Ингалора замахала руками:
— Понятно, понятно! Можешь не продолжать. Ты до сих пор не простил мне те блестки, что я украла.
— Естественно, — сказал Софир. — Ты хоть знаешь, сколько они стоили?
— Лебовера тебе возместил.
Софир развернулся к своей собеседнице всем корпусом.
— Он не возместил и десятой части. Мне подарил их один человек. Человек был так себе, поэтому я с ним больше и не встречаюсь, но блестки у него имелись — просто чудо!
Он вздохнул.
— Идем. Довольно болтать — только время напрасно тратим...
— Ты куда-то торопишься? — удивилась Ингалора. — Наше приключение только начинается!
— Я хочу поскорее вернуться обратно в Изиохон — к морю…
* * *
Музыкантов встретили с распростертыми объятиями, я поначалу Ингалору это даже смутило: она не рассчитывала на столь горячий прием. Все объяснялось между тем довольно просто. Возлюбленная герцога, госпожа Эмеше, всерьез вознамерилась придать своему двору некоторый блеск. За годы жизни с герцогом эта дама успела смириться с тем, что он, по всей вероятности, никогда не назовет ее своей женой. В конце концов, ее это начало устраивать.
Эмеше была младше герцога почти на десять лет. Она рано начала полнеть, но все еще оставалась привлекательной: с пухлыми руками, пухлыми щеками, пухлыми, красиво взбитыми светлыми волосами, госпожа Эмеше зыглядела весьма аппетитно. Она была младшей дочерью очень небогатого дворянина. Еще в детстве она поняла, что судьба, которая ее ожидает, весьма незавидна. В самом лучшем случае она сделается супругой такого же небогатого дворянина, каким был ее отец.
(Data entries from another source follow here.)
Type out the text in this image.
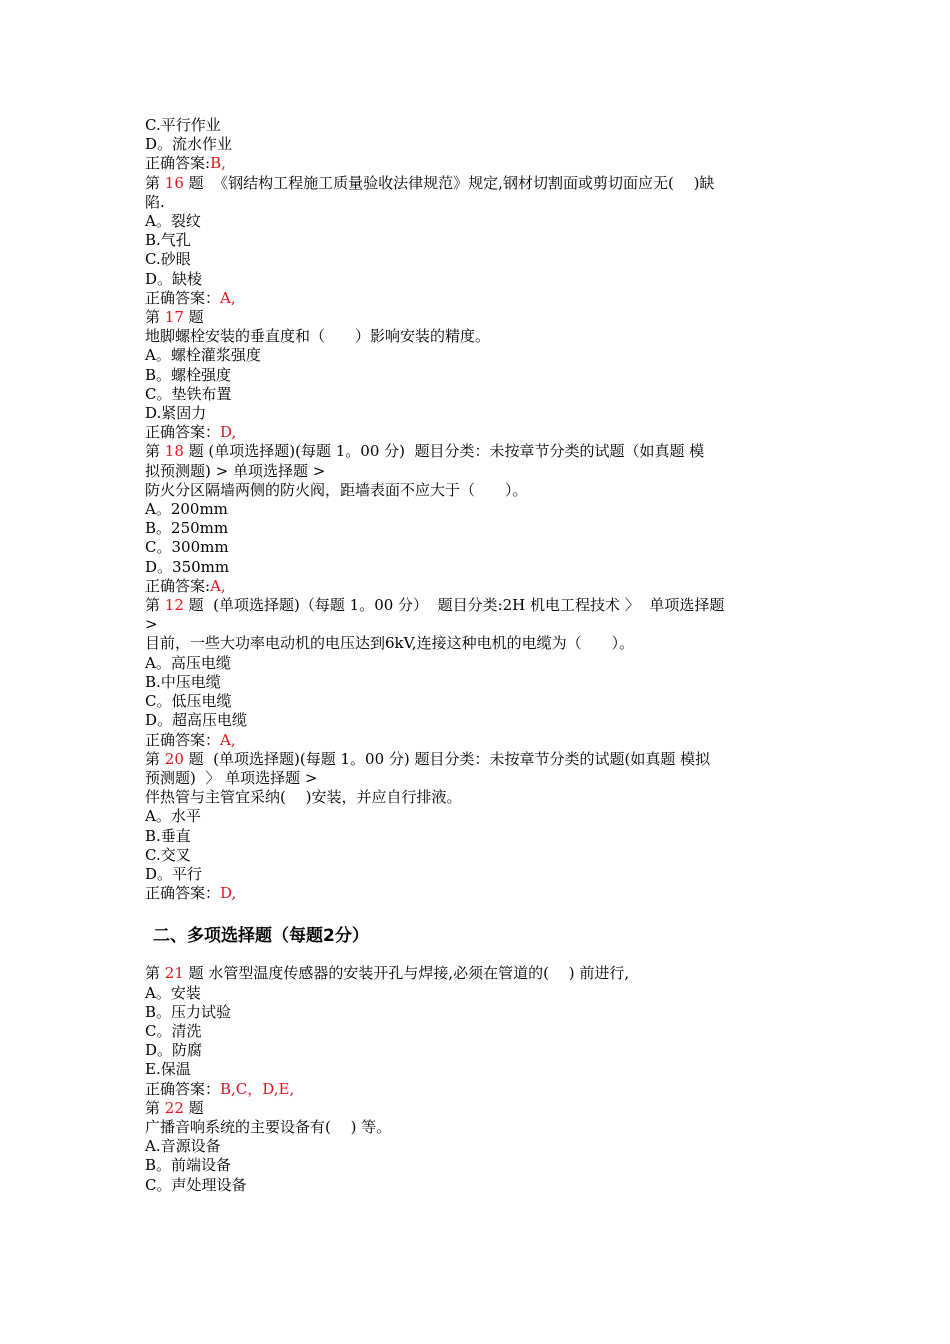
C.平行作业
D。流水作业
正确答案:B,
第 16 题  《钢结构工程施工质量验收法律规范》规定,钢材切割面或剪切面应无(　 )缺
陷.
A。裂纹
B.气孔
C.砂眼
D。缺棱
正确答案：A,
第 17 题
地脚螺栓安装的垂直度和（　　）影响安装的精度。
A。螺栓灌浆强度
B。螺栓强度
C。垫铁布置
D.紧固力
正确答案：D,
第 18 题 (单项选择题)(每题 1。00 分)  题目分类：未按章节分类的试题（如真题 模
拟预测题) > 单项选择题 >
防火分区隔墙两侧的防火阀，距墙表面不应大于（　　）。
A。200mm
B。250mm
C。300mm
D。350mm
正确答案:A,
第 12 题  (单项选择题)（每题 1。00 分）  题目分类:2H 机电工程技术 〉  单项选择题
>
目前，一些大功率电动机的电压达到6kV,连接这种电机的电缆为（　　）。
A。高压电缆
B.中压电缆
C。低压电缆
D。超高压电缆
正确答案：A,
第 20 题  (单项选择题)(每题 1。00 分) 题目分类：未按章节分类的试题(如真题 模拟
预测题)  〉 单项选择题 >
伴热管与主管宜采纳(　 )安装，并应自行排液。
A。水平
B.垂直
C.交叉
D。平行
正确答案：D,
二、多项选择题（每题2分）
第 21 题 水管型温度传感器的安装开孔与焊接,必须在管道的(　 ) 前进行,
A。安装
B。压力试验
C。清洗
D。防腐
E.保温
正确答案：B,C，D,E,
第 22 题
广播音响系统的主要设备有(　 ) 等。
A.音源设备
B。前端设备
C。声处理设备
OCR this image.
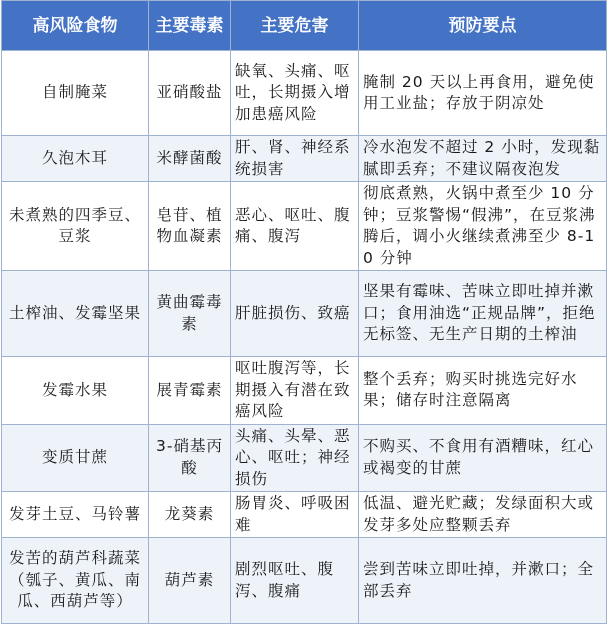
高风险食物	主要毒素	主要危害	预防要点
自制腌菜	亚硝酸盐	缺氧、头痛、呕吐，长期摄入增加患癌风险	腌制 20 天以上再食用，避免使用工业盐；存放于阴凉处
久泡木耳	米酵菌酸	肝、肾、神经系统损害	冷水泡发不超过 2 小时，发现黏腻即丢弃；不建议隔夜泡发
未煮熟的四季豆、豆浆	皂苷、植物血凝素	恶心、呕吐、腹痛、腹泻	彻底煮熟，火锅中煮至少 10 分钟；豆浆警惕“假沸”，在豆浆沸腾后，调小火继续煮沸至少 8-10 分钟
土榨油、发霉坚果	黄曲霉毒素	肝脏损伤、致癌	坚果有霉味、苦味立即吐掉并漱口；食用油选“正规品牌”，拒绝无标签、无生产日期的土榨油
发霉水果	展青霉素	呕吐腹泻等，长期摄入有潜在致癌风险	整个丢弃；购买时挑选完好水果；储存时注意隔离
变质甘蔗	3-硝基丙酸	头痛、头晕、恶心、呕吐；神经损伤	不购买、不食用有酒糟味，红心或褐变的甘蔗
发芽土豆、马铃薯	龙葵素	肠胃炎、呼吸困难	低温、避光贮藏；发绿面积大或发芽多处应整颗丢弃
发苦的葫芦科蔬菜（瓠子、黄瓜、南瓜、西葫芦等）	葫芦素	剧烈呕吐、腹泻、腹痛	尝到苦味立即吐掉，并漱口；全部丢弃
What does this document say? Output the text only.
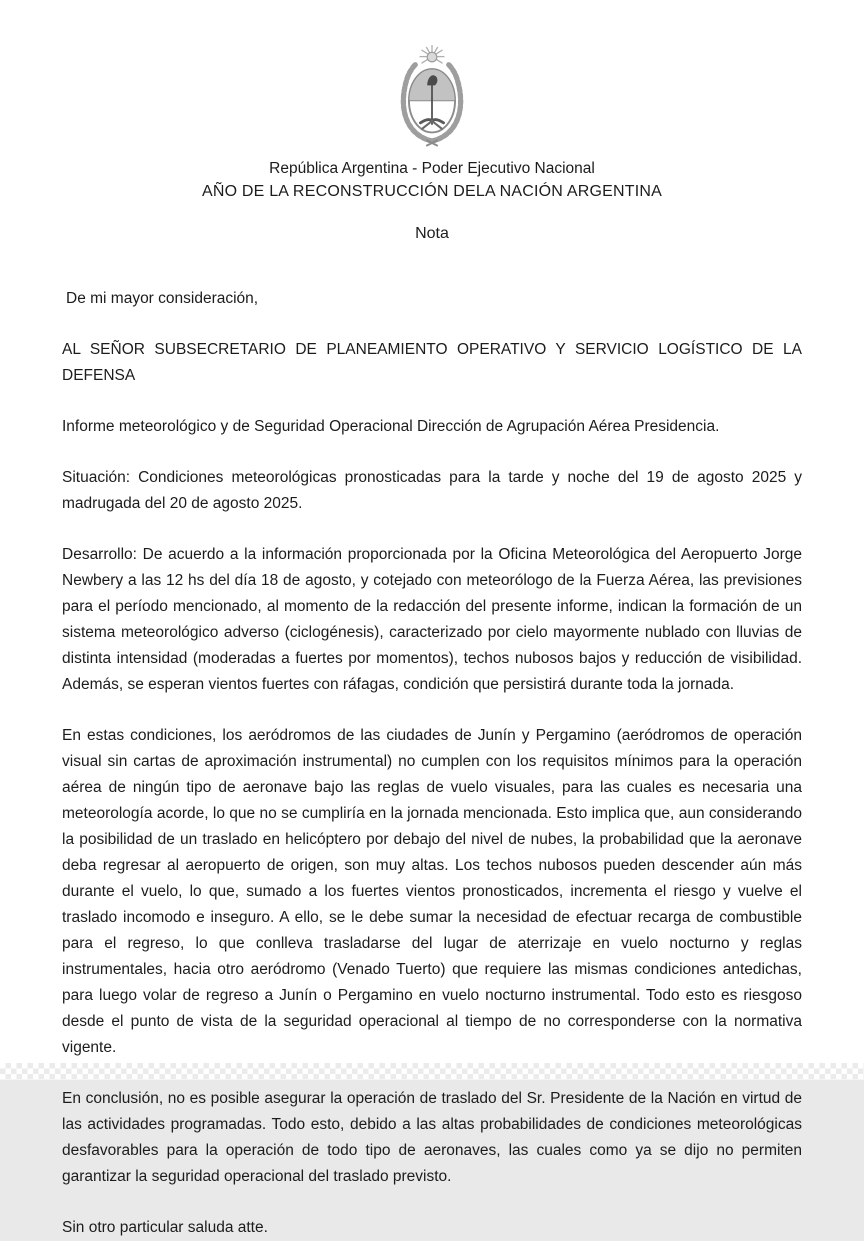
República Argentina - Poder Ejecutivo Nacional
AÑO DE LA RECONSTRUCCIÓN DELA NACIÓN ARGENTINA
Nota

De mi mayor consideración,

AL SEÑOR SUBSECRETARIO DE PLANEAMIENTO OPERATIVO Y SERVICIO LOGÍSTICO DE LA DEFENSA

Informe meteorológico y de Seguridad Operacional Dirección de Agrupación Aérea Presidencia.

Situación: Condiciones meteorológicas pronosticadas para la tarde y noche del 19 de agosto 2025 y madrugada del 20 de agosto 2025.

Desarrollo: De acuerdo a la información proporcionada por la Oficina Meteorológica del Aeropuerto Jorge Newbery a las 12 hs del día 18 de agosto, y cotejado con meteorólogo de la Fuerza Aérea, las previsiones para el período mencionado, al momento de la redacción del presente informe, indican la formación de un sistema meteorológico adverso (ciclogénesis), caracterizado por cielo mayormente nublado con lluvias de distinta intensidad (moderadas a fuertes por momentos), techos nubosos bajos y reducción de visibilidad. Además, se esperan vientos fuertes con ráfagas, condición que persistirá durante toda la jornada.

En estas condiciones, los aeródromos de las ciudades de Junín y Pergamino (aeródromos de operación visual sin cartas de aproximación instrumental) no cumplen con los requisitos mínimos para la operación aérea de ningún tipo de aeronave bajo las reglas de vuelo visuales, para las cuales es necesaria una meteorología acorde, lo que no se cumpliría en la jornada mencionada. Esto implica que, aun considerando la posibilidad de un traslado en helicóptero por debajo del nivel de nubes, la probabilidad que la aeronave deba regresar al aeropuerto de origen, son muy altas. Los techos nubosos pueden descender aún más durante el vuelo, lo que, sumado a los fuertes vientos pronosticados, incrementa el riesgo y vuelve el traslado incomodo e inseguro. A ello, se le debe sumar la necesidad de efectuar recarga de combustible para el regreso, lo que conlleva trasladarse del lugar de aterrizaje en vuelo nocturno y reglas instrumentales, hacia otro aeródromo (Venado Tuerto) que requiere las mismas condiciones antedichas, para luego volar de regreso a Junín o Pergamino en vuelo nocturno instrumental. Todo esto es riesgoso desde el punto de vista de la seguridad operacional al tiempo de no corresponderse con la normativa vigente.

En conclusión, no es posible asegurar la operación de traslado del Sr. Presidente de la Nación en virtud de las actividades programadas. Todo esto, debido a las altas probabilidades de condiciones meteorológicas desfavorables para la operación de todo tipo de aeronaves, las cuales como ya se dijo no permiten garantizar la seguridad operacional del traslado previsto.

Sin otro particular saluda atte.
Поэтому когда герцог Вейенто обратил внимание на хорошенькую девушку с невинными круглыми глазками, Эмеше не растерялась. Она оказалась для Вейенто настоящей находкой. Она любила все то, что любил он. Она никогда не вмешивалась в его дела, не ревновала, если он пытался увлечься другими женщинами, не изъявляла желания подарить ему наследника. Один ребенок у нее всё-таки родился, но Эмеше сама отдала его на воспитание за пределы герцогства — и никогда не интересовалась его участью.